Clientes y contratos

Una ficha de cliente, una plantilla con versiones, un contrato sellado y luego firmado en línea, con sus adendas y su resolución.

Hacer firmar un contrato suele exigir un procesador de textos, una exportación a PDF, un servicio de firma y una carpeta donde guardar el resultado. Aquí es una pantalla de la administración: una ficha de cliente, una plantilla, un contrato y un enlace enviado por correo.
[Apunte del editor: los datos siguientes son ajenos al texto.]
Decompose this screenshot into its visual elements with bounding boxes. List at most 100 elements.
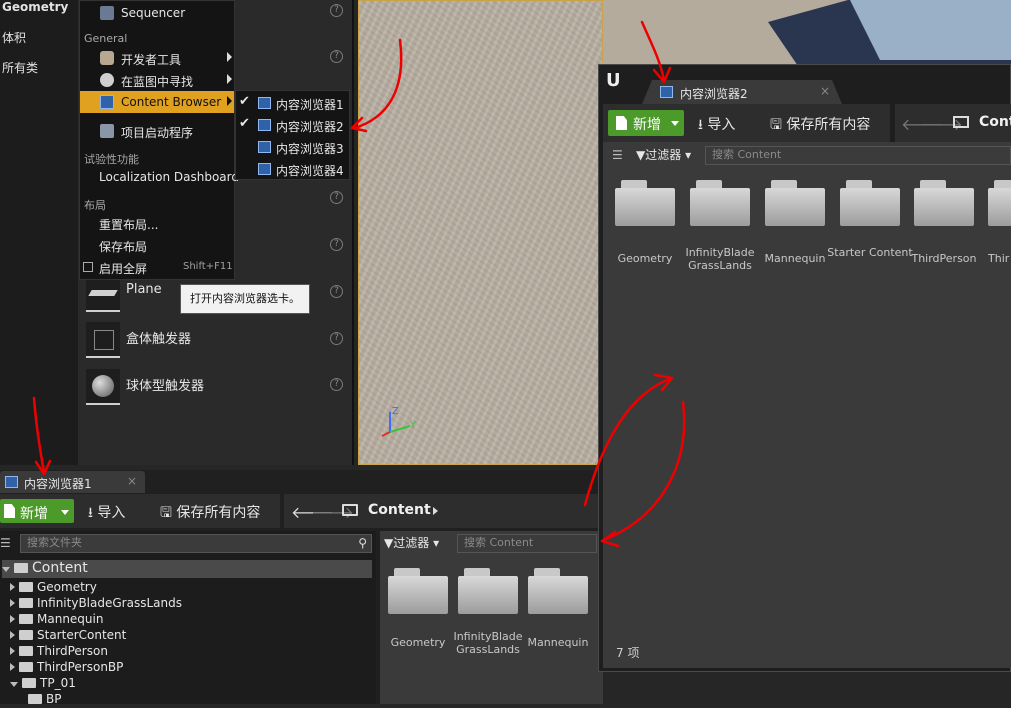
svg-text:Z: Z xyxy=(392,406,399,417)
menu-item-project-launcher[interactable]: 项目启动程序 xyxy=(80,120,234,142)
menu-item-dev-tools[interactable]: 开发者工具 xyxy=(80,47,234,69)
tree-item[interactable]: ThirdPersonBP xyxy=(10,660,123,676)
submenu-arrow-icon xyxy=(227,52,232,62)
folder-tile[interactable]: Mannequin xyxy=(765,180,825,270)
folder-icon xyxy=(953,116,969,128)
new-button[interactable]: 新增 xyxy=(608,110,684,136)
folder-name: Mannequin xyxy=(527,636,589,649)
close-icon[interactable]: × xyxy=(820,84,830,98)
menu-item-label: Content Browser xyxy=(121,95,222,109)
help-icon[interactable]: ? xyxy=(330,50,343,63)
tree-item[interactable]: StarterContent xyxy=(10,628,126,644)
tree-item-label: Content xyxy=(32,560,88,576)
folder-tile[interactable]: Starter Content xyxy=(827,180,913,270)
menu-item-find-in-blueprints[interactable]: 在蓝图中寻找 xyxy=(80,69,234,91)
tab-content-browser-1[interactable]: 内容浏览器1 × xyxy=(0,471,145,493)
level-viewport[interactable] xyxy=(358,0,603,465)
tree-item[interactable]: Mannequin xyxy=(10,612,103,628)
menu-item-sequencer[interactable]: Sequencer xyxy=(80,2,234,24)
place-item-box-trigger[interactable]: 盒体触发器 xyxy=(84,320,334,358)
tree-item[interactable]: Geometry xyxy=(10,580,97,596)
new-button-label: 新增 xyxy=(20,506,48,522)
submenu-item-browser2[interactable]: ✔ 内容浏览器2 xyxy=(236,114,349,136)
submenu-item-label: 内容浏览器4 xyxy=(276,164,344,178)
folder-tile[interactable]: Thir xyxy=(988,180,1011,270)
folder-tree: Content Geometry InfinityBladeGrassLands… xyxy=(2,558,372,706)
tab-label: 内容浏览器1 xyxy=(24,477,92,491)
checkbox-icon[interactable] xyxy=(83,262,93,272)
folder-icon xyxy=(19,598,33,608)
save-all-button[interactable]: 🖫 保存所有内容 xyxy=(770,114,870,138)
folder-search-input[interactable]: 搜索文件夹 ⚲ xyxy=(20,534,372,553)
submenu-item-browser3[interactable]: 内容浏览器3 xyxy=(236,136,349,158)
folder-tile[interactable]: Mannequin xyxy=(528,568,588,658)
menu-item-label: 启用全屏 xyxy=(99,262,148,276)
folder-name: ThirdPerson xyxy=(911,252,977,265)
menu-item-label: 开发者工具 xyxy=(121,53,182,67)
import-label: 导入 xyxy=(707,117,736,133)
new-button[interactable]: 新增 xyxy=(0,499,74,523)
sources-toggle-icon[interactable]: ☰ xyxy=(612,148,623,162)
submenu-item-browser4[interactable]: 内容浏览器4 xyxy=(236,158,349,180)
dev-tools-icon xyxy=(100,51,114,65)
folder-icon xyxy=(19,614,33,624)
close-icon[interactable]: × xyxy=(127,474,137,488)
sources-toggle-icon[interactable]: ☰ xyxy=(0,536,16,550)
folder-tile[interactable]: Geometry xyxy=(388,568,448,658)
folder-tile[interactable]: Geometry xyxy=(615,180,675,270)
submenu-item-label: 内容浏览器1 xyxy=(276,98,344,112)
asset-search-input[interactable]: 搜索 Content xyxy=(705,146,1011,165)
import-icon: ⭳ xyxy=(88,505,93,521)
submenu-item-browser1[interactable]: ✔ 内容浏览器1 xyxy=(236,92,349,114)
search-icon[interactable]: ⚲ xyxy=(358,535,367,551)
menu-section-general: General xyxy=(84,32,128,45)
menu-item-reset-layout[interactable]: 重置布局... xyxy=(80,212,234,234)
import-label: 导入 xyxy=(97,505,126,521)
menu-item-label: 保存布局 xyxy=(99,240,148,254)
folder-icon xyxy=(840,188,900,226)
menu-item-fullscreen[interactable]: 启用全屏 Shift+F11 xyxy=(80,256,234,278)
folder-tile[interactable]: InfinityBlade GrassLands xyxy=(453,568,523,658)
asset-search-input[interactable]: 搜索 Content xyxy=(457,534,597,553)
save-all-button[interactable]: 🖫 保存所有内容 xyxy=(160,502,260,526)
content-browser-icon xyxy=(5,476,18,488)
find-icon xyxy=(100,73,114,87)
help-icon[interactable]: ? xyxy=(330,4,343,17)
place-item-label: 盒体触发器 xyxy=(126,332,192,347)
help-icon[interactable]: ? xyxy=(330,191,343,204)
category-geometry[interactable]: Geometry xyxy=(2,0,68,14)
place-item-sphere-trigger[interactable]: 球体型触发器 xyxy=(84,367,334,405)
tab-content-browser-2[interactable]: 内容浏览器2 × xyxy=(642,80,842,104)
folder-icon xyxy=(14,563,28,573)
tooltip: 打开内容浏览器选卡。 xyxy=(180,284,310,314)
menu-item-localization-dashboard[interactable]: Localization Dashboard xyxy=(80,166,239,188)
save-all-label: 保存所有内容 xyxy=(176,505,261,521)
path-arrow-icon[interactable] xyxy=(433,507,438,515)
folder-icon xyxy=(615,188,675,226)
tree-root[interactable]: Content xyxy=(2,560,372,578)
category-all-classes[interactable]: 所有类 xyxy=(2,59,38,76)
folder-icon xyxy=(19,662,33,672)
category-volumes[interactable]: 体积 xyxy=(2,29,26,46)
tree-item[interactable]: ThirdPerson xyxy=(10,644,108,660)
filter-button[interactable]: ▼过滤器 ▾ xyxy=(636,146,691,163)
content-browser-icon xyxy=(258,141,271,153)
menu-item-content-browser[interactable]: Content Browser xyxy=(80,91,234,113)
import-button[interactable]: ⭳ 导入 xyxy=(698,114,735,138)
tree-item[interactable]: BP xyxy=(28,692,61,708)
content-browser-icon xyxy=(258,163,271,175)
menu-item-save-layout[interactable]: 保存布局 xyxy=(80,234,234,256)
folder-icon xyxy=(528,576,588,614)
folder-tile[interactable]: ThirdPerson xyxy=(911,180,977,270)
filter-button[interactable]: ▼过滤器 ▾ xyxy=(384,534,439,551)
path-breadcrumb[interactable]: Content xyxy=(368,502,431,518)
folder-icon xyxy=(988,188,1011,226)
folder-icon xyxy=(765,188,825,226)
tree-item[interactable]: TP_01 xyxy=(10,676,76,692)
path-breadcrumb[interactable]: Conte xyxy=(979,114,1011,130)
folder-tile[interactable]: InfinityBlade GrassLands xyxy=(685,180,755,272)
menu-section-experimental: 试验性功能 xyxy=(84,153,139,166)
import-button[interactable]: ⭳ 导入 xyxy=(88,502,125,526)
tree-item[interactable]: InfinityBladeGrassLands xyxy=(10,596,182,612)
help-icon[interactable]: ? xyxy=(330,238,343,251)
Tres pantallas, en este orden

  • Clientes: la ficha de la sociedad y de quien firma por ella - razón social, forma jurídica, capital, domicilio, número de empresa, IVA, representante y su cargo. De ahí saca el contrato sus menciones.
  • Plantillas de contrato: el texto, escrito una vez y con versiones. Un cuerpo, sus anexos y unos marcadores que se rellenan al crear el contrato: el nombre del cliente, su domicilio, el mío, las fechas, los importes.
  • Contratos: un contrato nace de una versión de plantilla y guarda una copia de ella. Modificar la plantilla después no reescribe lo que ya se envió.

Una plantilla sigue siendo un borrador mientras su redacción no esté cerrada, y una versión publicada ya no se modifica: es lo que permite saber, dos años después, qué texto se firmó.

Lo que garantiza la firma

  • El contrato se sella antes de salir: una huella SHA-256 sobre su texto y un comando que comprueba que nada se ha movido desde entonces.
  • Un enlace público por contrato, enviado por correo, que se abre con un código de un solo uso recibido en la misma dirección.
  • La firma registra la fecha, la dirección IP, el navegador y el nombre que escribió el firmante.
  • El rechazo está previsto igual que el acuerdo: su motivo, su fecha y un enlace que sigue sirviendo si el cliente cambia de opinión.
  • Recordatorios automáticos para un contrato sin respuesta, con un límite que los detiene.
  • Una adenda es un contrato que apunta al que modifica, con su propia referencia: el contrato firmado nunca se reescribe.
  • Una resolución lleva dos fechas, la de la notificación y la del efecto, porque un preaviso es exactamente la distancia entre ambas.
  • Un plazo de conservación configurable, diez años por defecto, con un mínimo de cinco años que ningún ajuste puede rebajar, y un comando que dice qué sigue bajo esa obligación.

El firmante no ve nada de esto: una página, el texto del contrato, un nombre que escribir y, con todas las letras, lo que se recoge. Es el módulo que sostiene mis propios contratos.